Lead compound AR-13324 lowers IOP by inhibiting ROCK to enhance outflow through the trabecular meshwork and inhibiting aqueous production by inhibiting NET. Clinical trial data suggest that the compound may also lower episcleral venous pressure to enhance the overall IOP-lowering effect. The agent is effective in lowering IOP regardless of baseline pressure. Phase III trials are set for later this year.
The second agent, P-1G324, is a fixed combination dose of AR-13324 and latanoprost. The combination of ROCK/NET inhibition plus uveoscleral outflow maximizes the potential for IOP lowering, Mitro said. A phase IIb is currently under way and data should be reported later this year.
Belgium-based Amakem is working on its own ROCK inhibitor, AMA0076.
“The elephant in the glaucoma room is hyperemia,” said CEO Jack Elands, PhD. “Hyperemia is a significant problem with the prostaglandins and is even worse with most of the ROCK inhibitors. Patients don’t want hyperemia and if you add a ROCK inhibitor to a prostaglandin, you are adding two hyperemic drugs. That is not good.”
Amakem’s solution is a ROCK with localized action. Drug that penetrates the cornea moves quickly to the trabecular meshwork, where it increases outflow and reduces IOP. Drug that remains on the cornea is quickly metabolized and eliminated. The localized action all but eliminates hyperemia in animal models and in clinical trials to date.
“Hyperemia, the lack of hyperemia, is what distinguishes AMA0076 from other ROCK inhibitors,” Dr. Elands said. “In our early clinical trials, you have to look closely to see hyperemia. For people in normal conversation in everyday life, you don’t see hyperemia at all.”

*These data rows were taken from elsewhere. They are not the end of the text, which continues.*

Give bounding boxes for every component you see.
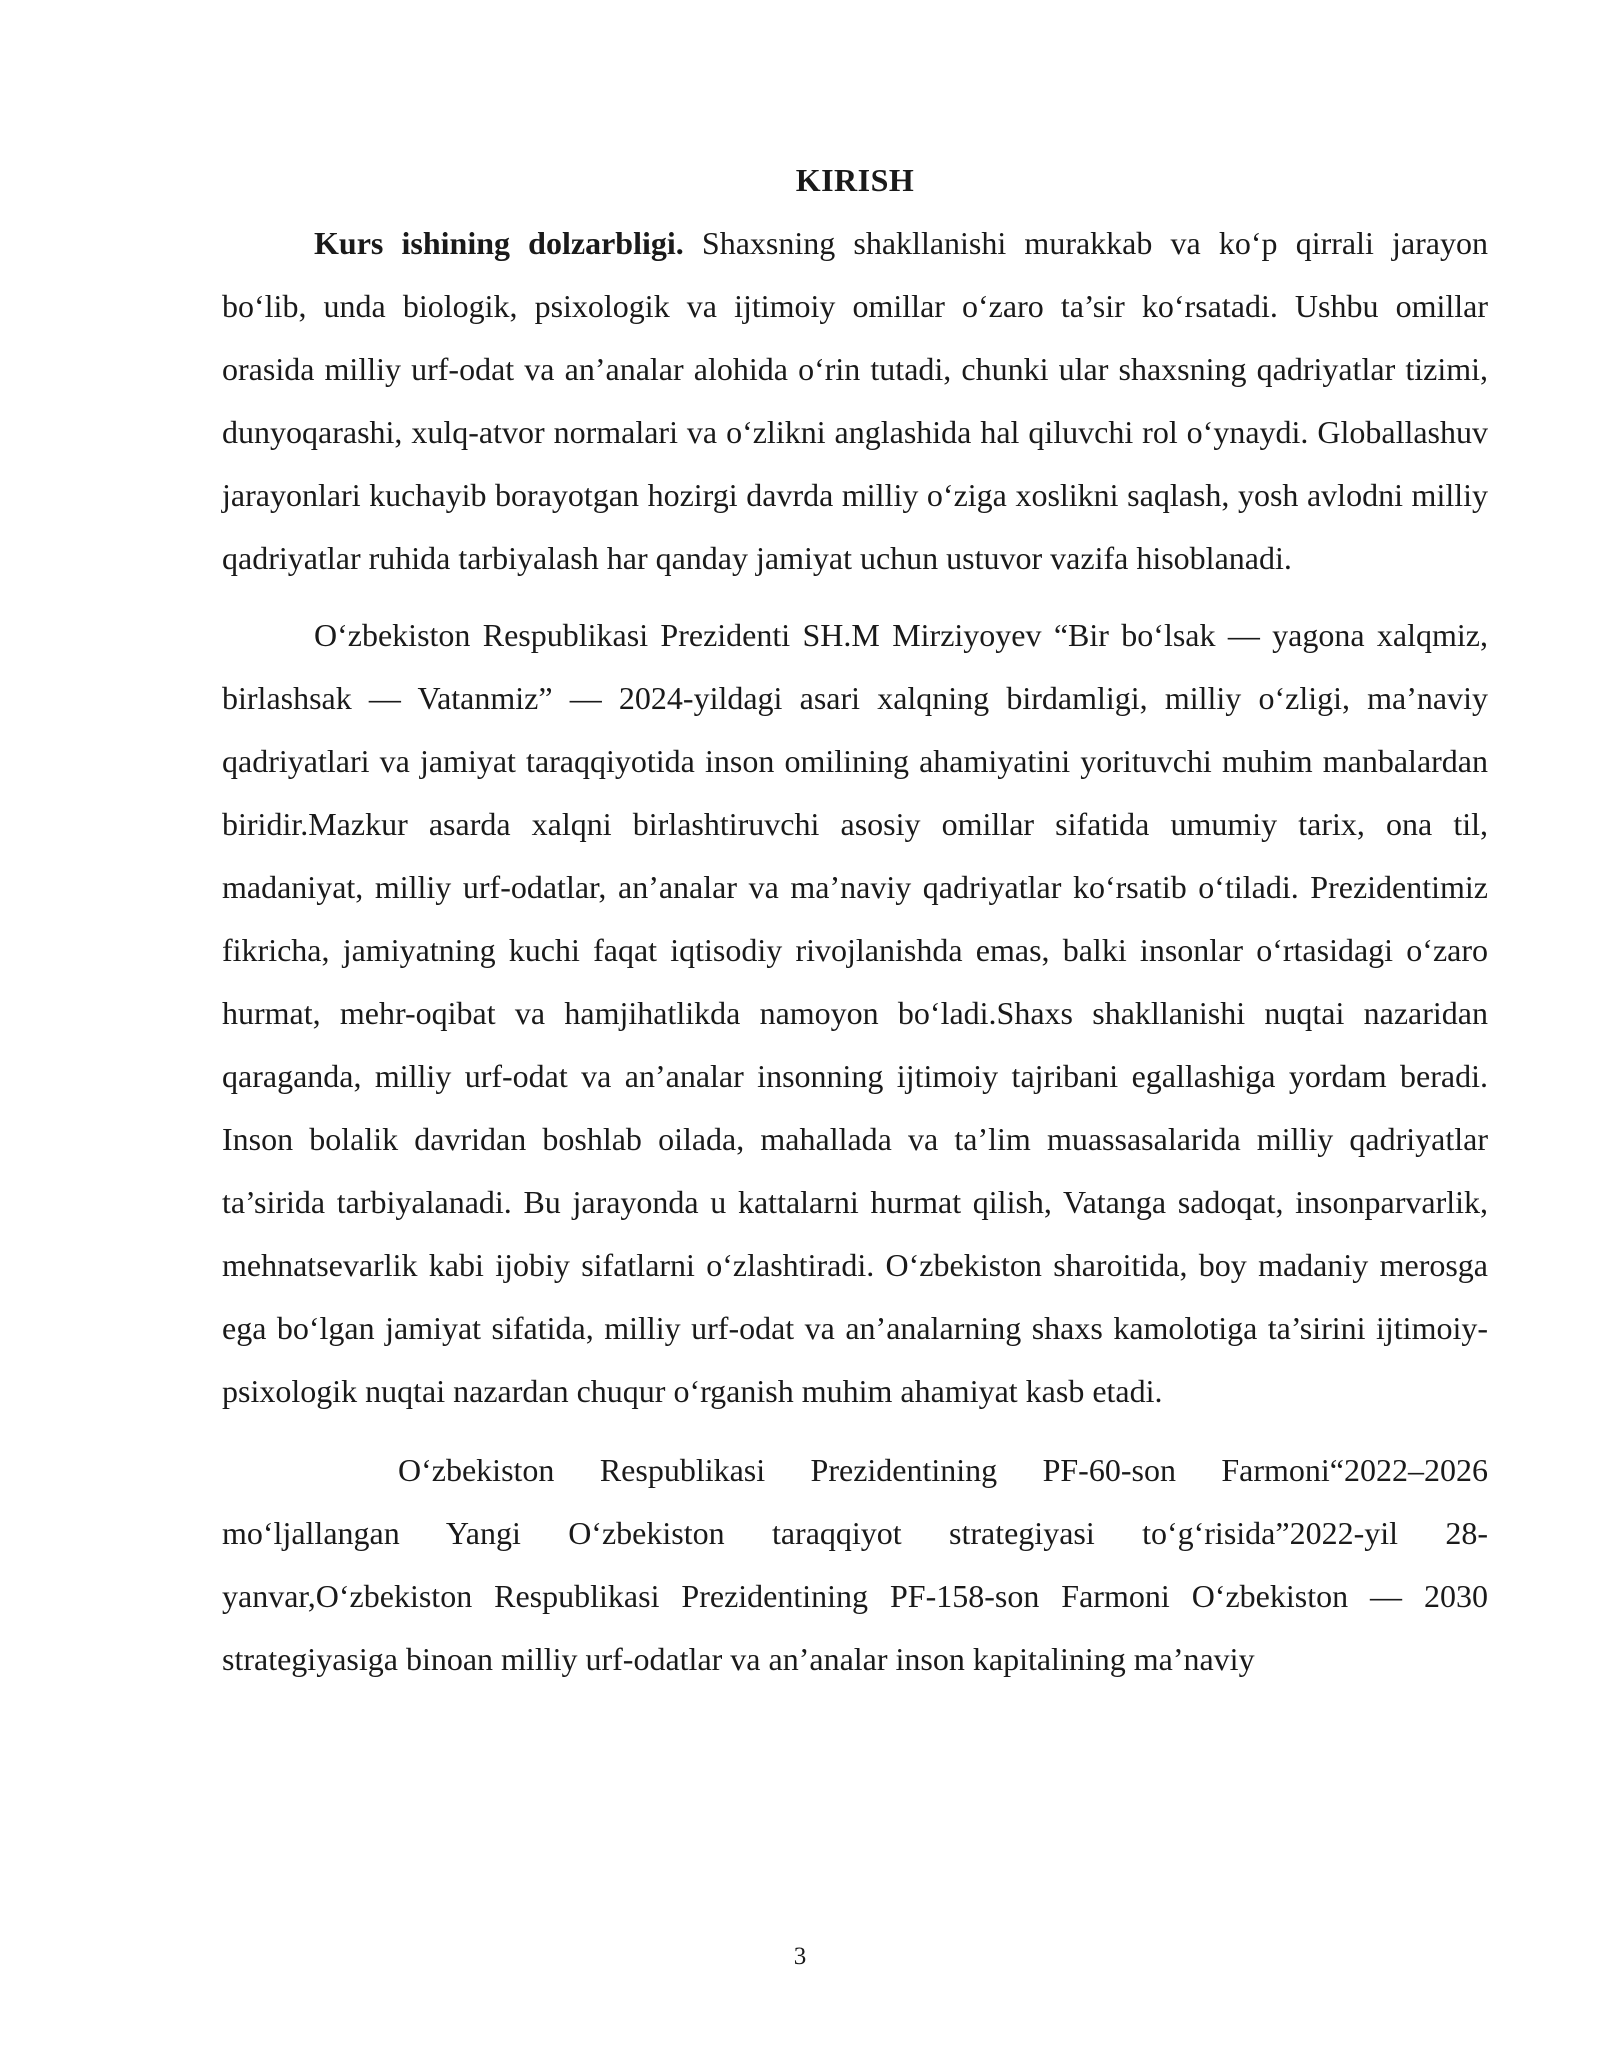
paragraph-decrees (222, 1439, 1488, 1691)
page-number: 3 (793, 1943, 807, 1970)
paragraph-lead-heading: Kurs ishining dolzarbligi. (314, 225, 684, 261)
paragraph-relevance (222, 212, 1488, 590)
paragraph-text: Shaxsning shakllanishi murakkab va ko‘p qirrali jarayon bo‘lib, unda biologik, psixologik va ijtimoiy omillar o‘zaro ta’sir ko‘rsatadi. Ushbu omillar orasida milliy urf-odat va an’analar alohida o‘rin tutadi, chunki ular shaxsning qadriyatlar tizimi, dunyoqarashi, xulq-atvor normalari va o‘zlikni anglashida hal qiluvchi rol o‘ynaydi. Globallashuv jarayonlari kuchayib borayotgan hozirgi davrda milliy o‘ziga xoslikni saqlash, yosh avlodni milliy qadriyatlar ruhida tarbiyalash har qanday jamiyat uchun ustuvor vazifa hisoblanadi. (222, 225, 1488, 576)
paragraph-president-work (222, 604, 1488, 1423)
section-title: KIRISH (795, 162, 915, 198)
paragraph-text: O‘zbekiston Respublikasi Prezidentining PF-60-son Farmoni“2022–2026 mo‘ljallangan Yangi O‘zbekiston taraqqiyot strategiyasi to‘g‘risida”2022-yil 28-yanvar,O‘zbekiston Respublikasi Prezidentining PF-158-son Farmoni O‘zbekiston — 2030 strategiyasiga binoan milliy urf-odatlar va an’analar inson kapitalining ma’naviy (222, 1452, 1488, 1677)
paragraph-text: O‘zbekiston Respublikasi Prezidenti SH.M Mirziyoyev “Bir bo‘lsak — yagona xalqmiz, birlashsak — Vatanmiz” — 2024-yildagi asari xalqning birdamligi, milliy o‘zligi, ma’naviy qadriyatlari va jamiyat taraqqiyotida inson omilining ahamiyatini yorituvchi muhim manbalardan biridir.Mazkur asarda xalqni birlashtiruvchi asosiy omillar sifatida umumiy tarix, ona til, madaniyat, milliy urf-odatlar, an’analar va ma’naviy qadriyatlar ko‘rsatib o‘tiladi. Prezidentimiz fikricha, jamiyatning kuchi faqat iqtisodiy rivojlanishda emas, balki insonlar o‘rtasidagi o‘zaro hurmat, mehr-oqibat va hamjihatlikda namoyon bo‘ladi.Shaxs shakllanishi nuqtai nazaridan qaraganda, milliy urf-odat va an’analar insonning ijtimoiy tajribani egallashiga yordam beradi. Inson bolalik davridan boshlab oilada, mahallada va ta’lim muassasalarida milliy qadriyatlar ta’sirida tarbiyalanadi. Bu jarayonda u kattalarni hurmat qilish, Vatanga sadoqat, insonparvarlik, mehnatsevarlik kabi ijobiy sifatlarni o‘zlashtiradi. O‘zbekiston sharoitida, boy madaniy merosga ega bo‘lgan jamiyat sifatida, milliy urf-odat va an’analarning shaxs kamolotiga ta’sirini ijtimoiy-psixologik nuqtai nazardan chuqur o‘rganish muhim ahamiyat kasb etadi. (222, 617, 1488, 1409)
page-content (222, 156, 1488, 1691)
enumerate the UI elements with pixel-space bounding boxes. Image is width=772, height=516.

The agent is also effective at lowering IOP. A 28-day trial showed a mean IOP lowering of 20%. IOP measurements taken in the morning showed a clear IOP-lowering effect from eye drops administered the previous evening.

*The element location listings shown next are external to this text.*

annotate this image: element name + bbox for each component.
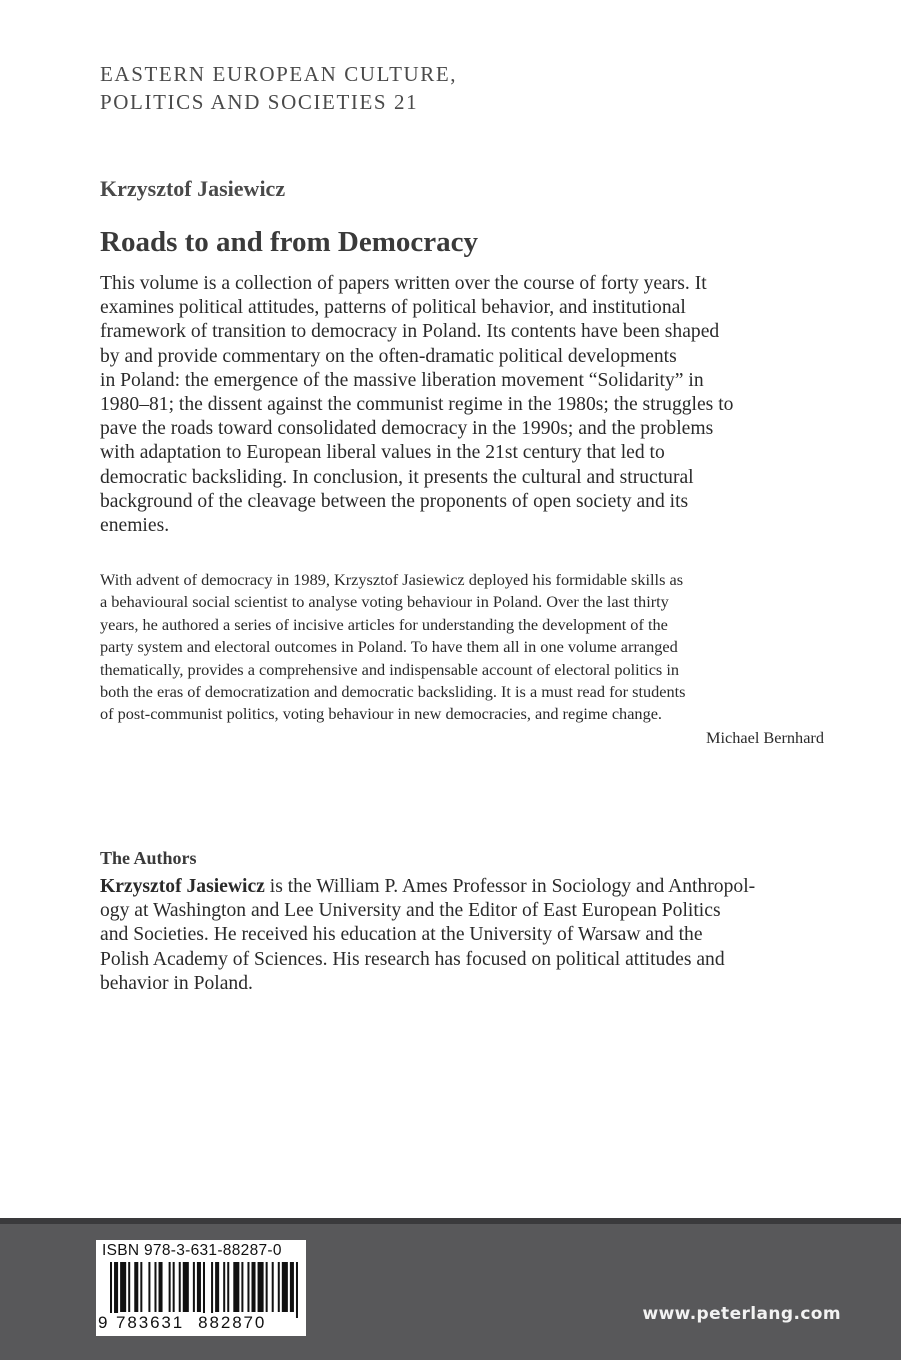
barcode-bar xyxy=(110,1262,112,1318)
reviewer-name: Michael Bernhard xyxy=(706,728,824,747)
barcode-bar xyxy=(179,1262,181,1312)
barcode-bar xyxy=(282,1262,288,1312)
barcode-lead-digit: 9 xyxy=(98,1313,110,1332)
author-name: Krzysztof Jasiewicz xyxy=(100,176,286,201)
review-line: of post-communist politics, voting behaviour in new democracies, and regime change. xyxy=(100,704,663,724)
barcode-bar xyxy=(227,1262,229,1312)
bio-author-name: Krzysztof Jasiewicz xyxy=(100,876,265,897)
blurb-line: democratic backsliding. In conclusion, it presents the cultural and structural xyxy=(100,466,694,488)
blurb-line: in Poland: the emergence of the massive liberation movement “Solidarity” in xyxy=(100,369,704,391)
footer-divider xyxy=(0,1218,901,1224)
book-title: Roads to and from Democracy xyxy=(100,226,479,258)
blurb-line: examines political attitudes, patterns of political behavior, and institutional xyxy=(100,297,686,319)
barcode-bar xyxy=(173,1262,175,1312)
barcode-bar xyxy=(154,1262,156,1312)
bio-line: and Societies. He received his education at the University of Warsaw and the xyxy=(100,924,703,946)
barcode-bar xyxy=(233,1262,239,1312)
review-line: both the eras of democratization and democratic backsliding. It is a must read for students xyxy=(100,682,686,702)
bio-line: behavior in Poland. xyxy=(100,972,253,994)
review-quote xyxy=(100,569,828,726)
review-line: thematically, provides a comprehensive and indispensable account of electoral politics in xyxy=(100,659,679,679)
isbn-label: ISBN 978-3-631-88287-0 xyxy=(102,1242,282,1259)
review-line: a behavioural social scientist to analyse voting behaviour in Poland. Over the last thirty xyxy=(100,592,669,612)
barcode-bar xyxy=(193,1262,195,1312)
isbn-barcode xyxy=(96,1240,306,1336)
barcode-bar xyxy=(183,1262,189,1312)
author-bio xyxy=(100,875,830,996)
barcode-bar xyxy=(203,1262,205,1318)
barcode-bars xyxy=(110,1262,300,1318)
barcode-bar xyxy=(211,1262,213,1318)
blurb-line: background of the cleavage between the proponents of open society and its xyxy=(100,490,689,512)
bio-line: Polish Academy of Sciences. His research has focused on political attitudes and xyxy=(100,948,725,970)
barcode-bar xyxy=(120,1262,126,1312)
publisher-website[interactable]: www.peterlang.com xyxy=(642,1304,841,1324)
blurb-line: pave the roads toward consolidated democracy in the 1990s; and the problems xyxy=(100,418,714,440)
barcode-bar xyxy=(266,1262,268,1312)
barcode-bar xyxy=(296,1262,298,1318)
barcode-bar xyxy=(148,1262,150,1312)
barcode-bar xyxy=(140,1262,142,1312)
authors-heading: The Authors xyxy=(100,848,197,868)
barcode-bar xyxy=(251,1262,255,1312)
barcode-digits xyxy=(96,1313,306,1333)
barcode-bar xyxy=(159,1262,163,1312)
review-line: party system and electoral outcomes in Poland. To have them all in one volume arranged xyxy=(100,637,678,657)
barcode-bar xyxy=(223,1262,225,1312)
blurb-line: framework of transition to democracy in Poland. Its contents have been shaped xyxy=(100,321,720,343)
blurb-line: This volume is a collection of papers written over the course of forty years. It xyxy=(100,273,707,294)
series-title xyxy=(100,60,457,116)
series-line-1: EASTERN EUROPEAN CULTURE, xyxy=(100,62,458,86)
barcode-bar xyxy=(278,1262,280,1312)
bio-line xyxy=(100,875,830,899)
blurb-line: by and provide commentary on the often-dramatic political developments xyxy=(100,345,677,367)
barcode-bar xyxy=(272,1262,274,1312)
barcode-digit-group-2: 882870 xyxy=(188,1313,268,1332)
review-line: years, he authored a series of incisive articles for understanding the development of the xyxy=(100,614,668,634)
series-line-2: POLITICS AND SOCIETIES 21 xyxy=(100,90,419,114)
barcode-bar xyxy=(128,1262,130,1312)
barcode-bar xyxy=(114,1262,118,1318)
blurb-line: enemies. xyxy=(100,515,170,537)
blurb-line: with adaptation to European liberal values in the 21st century that led to xyxy=(100,442,665,464)
review-line: With advent of democracy in 1989, Krzysztof Jasiewicz deployed his formidable skills as xyxy=(100,570,684,589)
barcode-bar xyxy=(258,1262,264,1312)
barcode-bar xyxy=(134,1262,138,1312)
barcode-digit-group-1: 783631 xyxy=(110,1313,188,1332)
barcode-bar xyxy=(241,1262,243,1312)
bio-first-line-text: is the William P. Ames Professor in Sociology and Anthropol- xyxy=(264,876,756,897)
barcode-bar xyxy=(290,1262,294,1312)
barcode-bar xyxy=(247,1262,249,1312)
barcode-bar xyxy=(197,1262,201,1312)
barcode-bar xyxy=(215,1262,219,1312)
bio-line: ogy at Washington and Lee University and the Editor of East European Politics xyxy=(100,900,721,922)
blurb-line: 1980–81; the dissent against the communist regime in the 1980s; the struggles to xyxy=(100,394,734,416)
barcode-bar xyxy=(169,1262,171,1312)
blurb xyxy=(100,272,830,538)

“We have moved from animal models to clinical proof of concept with IOP lowering and no hyperemia,” Dr. Elands said. “We are now in phase II dose finding to optimize our formulation.”

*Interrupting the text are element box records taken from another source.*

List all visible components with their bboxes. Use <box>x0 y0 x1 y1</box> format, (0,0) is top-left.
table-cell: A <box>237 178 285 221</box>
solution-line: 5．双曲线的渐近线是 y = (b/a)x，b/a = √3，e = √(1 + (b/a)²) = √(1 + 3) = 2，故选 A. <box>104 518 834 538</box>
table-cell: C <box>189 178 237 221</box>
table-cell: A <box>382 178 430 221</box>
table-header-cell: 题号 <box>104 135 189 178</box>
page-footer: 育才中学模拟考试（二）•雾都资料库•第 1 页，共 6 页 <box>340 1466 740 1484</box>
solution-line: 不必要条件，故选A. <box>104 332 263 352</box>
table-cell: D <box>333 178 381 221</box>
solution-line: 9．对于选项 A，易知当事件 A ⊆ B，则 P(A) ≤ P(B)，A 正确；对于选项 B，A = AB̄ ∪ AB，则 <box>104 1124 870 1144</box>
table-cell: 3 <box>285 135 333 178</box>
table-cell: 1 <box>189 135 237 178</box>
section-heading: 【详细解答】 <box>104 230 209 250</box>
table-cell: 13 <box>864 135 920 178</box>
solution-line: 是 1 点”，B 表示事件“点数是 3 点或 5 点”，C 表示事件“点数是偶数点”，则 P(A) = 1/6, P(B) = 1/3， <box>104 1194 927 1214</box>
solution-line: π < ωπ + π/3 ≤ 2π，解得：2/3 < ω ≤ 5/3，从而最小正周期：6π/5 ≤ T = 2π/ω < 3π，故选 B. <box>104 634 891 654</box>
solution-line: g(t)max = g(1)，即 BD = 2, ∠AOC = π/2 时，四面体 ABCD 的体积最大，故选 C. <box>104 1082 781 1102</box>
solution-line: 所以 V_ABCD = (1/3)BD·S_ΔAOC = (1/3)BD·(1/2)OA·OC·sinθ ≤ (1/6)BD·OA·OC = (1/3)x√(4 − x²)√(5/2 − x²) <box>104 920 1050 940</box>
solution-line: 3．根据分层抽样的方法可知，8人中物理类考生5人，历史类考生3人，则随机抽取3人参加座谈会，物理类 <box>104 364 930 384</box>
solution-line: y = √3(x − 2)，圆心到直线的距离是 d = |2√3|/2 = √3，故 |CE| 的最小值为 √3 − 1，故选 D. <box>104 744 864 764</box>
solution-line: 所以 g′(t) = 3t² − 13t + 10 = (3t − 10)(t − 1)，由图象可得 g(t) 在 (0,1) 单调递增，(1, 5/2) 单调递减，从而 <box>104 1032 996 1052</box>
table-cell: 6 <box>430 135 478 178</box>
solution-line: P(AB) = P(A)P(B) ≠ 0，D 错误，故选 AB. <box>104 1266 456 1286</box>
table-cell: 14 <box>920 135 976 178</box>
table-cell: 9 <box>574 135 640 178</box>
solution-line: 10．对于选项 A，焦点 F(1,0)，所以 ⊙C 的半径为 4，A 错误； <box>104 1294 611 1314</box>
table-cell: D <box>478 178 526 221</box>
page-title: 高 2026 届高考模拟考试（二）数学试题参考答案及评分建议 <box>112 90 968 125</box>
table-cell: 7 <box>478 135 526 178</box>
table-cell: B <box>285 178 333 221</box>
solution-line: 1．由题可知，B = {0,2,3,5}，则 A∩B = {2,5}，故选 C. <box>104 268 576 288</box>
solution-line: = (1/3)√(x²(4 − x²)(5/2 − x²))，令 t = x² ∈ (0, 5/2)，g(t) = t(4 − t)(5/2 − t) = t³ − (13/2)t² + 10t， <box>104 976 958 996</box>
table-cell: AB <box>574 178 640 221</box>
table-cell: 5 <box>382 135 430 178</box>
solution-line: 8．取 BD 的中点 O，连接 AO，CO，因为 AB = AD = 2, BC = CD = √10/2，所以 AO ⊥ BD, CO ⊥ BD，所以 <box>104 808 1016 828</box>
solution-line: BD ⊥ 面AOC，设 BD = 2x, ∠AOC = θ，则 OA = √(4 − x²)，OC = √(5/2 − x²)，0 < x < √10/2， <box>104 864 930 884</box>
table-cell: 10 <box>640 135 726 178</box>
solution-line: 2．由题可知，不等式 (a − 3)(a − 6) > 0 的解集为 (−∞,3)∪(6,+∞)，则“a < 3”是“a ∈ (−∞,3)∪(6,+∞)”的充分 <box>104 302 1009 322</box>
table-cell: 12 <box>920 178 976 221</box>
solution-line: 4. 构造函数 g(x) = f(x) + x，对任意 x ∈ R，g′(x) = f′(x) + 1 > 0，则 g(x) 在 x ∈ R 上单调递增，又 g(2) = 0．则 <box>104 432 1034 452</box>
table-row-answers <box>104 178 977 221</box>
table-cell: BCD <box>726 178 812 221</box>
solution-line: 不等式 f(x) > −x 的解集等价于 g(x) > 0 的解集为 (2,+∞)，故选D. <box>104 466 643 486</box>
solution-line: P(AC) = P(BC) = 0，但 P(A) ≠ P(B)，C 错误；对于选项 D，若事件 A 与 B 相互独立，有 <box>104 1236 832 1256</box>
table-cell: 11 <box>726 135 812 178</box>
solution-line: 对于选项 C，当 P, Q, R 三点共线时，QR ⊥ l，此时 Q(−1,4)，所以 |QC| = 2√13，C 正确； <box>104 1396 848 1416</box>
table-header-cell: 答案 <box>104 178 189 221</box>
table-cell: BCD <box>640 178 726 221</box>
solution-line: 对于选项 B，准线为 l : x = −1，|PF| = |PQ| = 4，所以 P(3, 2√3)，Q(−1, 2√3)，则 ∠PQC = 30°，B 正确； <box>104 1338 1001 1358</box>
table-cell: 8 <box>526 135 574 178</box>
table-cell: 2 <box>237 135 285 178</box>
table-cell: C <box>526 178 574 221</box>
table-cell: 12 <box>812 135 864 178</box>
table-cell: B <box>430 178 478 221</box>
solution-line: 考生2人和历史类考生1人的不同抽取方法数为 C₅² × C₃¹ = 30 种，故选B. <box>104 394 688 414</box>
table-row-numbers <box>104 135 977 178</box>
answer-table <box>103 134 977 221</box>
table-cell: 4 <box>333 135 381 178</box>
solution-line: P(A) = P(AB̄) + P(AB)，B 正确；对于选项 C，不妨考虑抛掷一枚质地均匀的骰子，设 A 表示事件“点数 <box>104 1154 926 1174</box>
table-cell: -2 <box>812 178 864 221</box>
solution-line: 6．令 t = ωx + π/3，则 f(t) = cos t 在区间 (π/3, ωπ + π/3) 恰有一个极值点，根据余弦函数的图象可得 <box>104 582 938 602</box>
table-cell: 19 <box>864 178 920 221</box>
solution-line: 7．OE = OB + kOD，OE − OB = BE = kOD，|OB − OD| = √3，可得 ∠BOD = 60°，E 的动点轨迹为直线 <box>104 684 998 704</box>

Ono has a long history of work with prostaglandin ligands, a history that is fueling development of a novel FP/EP-3 dual receptor agonist to treat glaucoma. Data from a 25-day clinical trial in ocular hypertension and open angle glaucoma suggest that the company is on track to produce its first-ever glaucoma drug.
“Our preclinical studies showed significant and profound IOP lowering that was greater than latanoprost alone or in combinations with other agents,” said Andrew Wood, PhD, global clinical director. “The phase I safety and tolerability studies that compared three doses against placebo gave very similar data.”
The trial used three doses, 3, 10, 20, and 30 μg/mL as a single dose followed by 14 days of daily dosing. After 14 days of dosing, the 10 μg/mL and 30 μg/mL doses showed a 35% IOP lowering. Latanoprost, based on historical data, provides a 26.8% to 34.4% reduction in IOP over a similar period. IOP lowering was sustained up to 33 hours after the last dose.
“The duration of IOP lowering strongly suggests that this might be a once-a-day dosing drug,” Dr. Wood said. “These results suggest the need for additional phase II trials to compare safety and efficacy to other IOP lowering agents, particularly the prostaglandins.”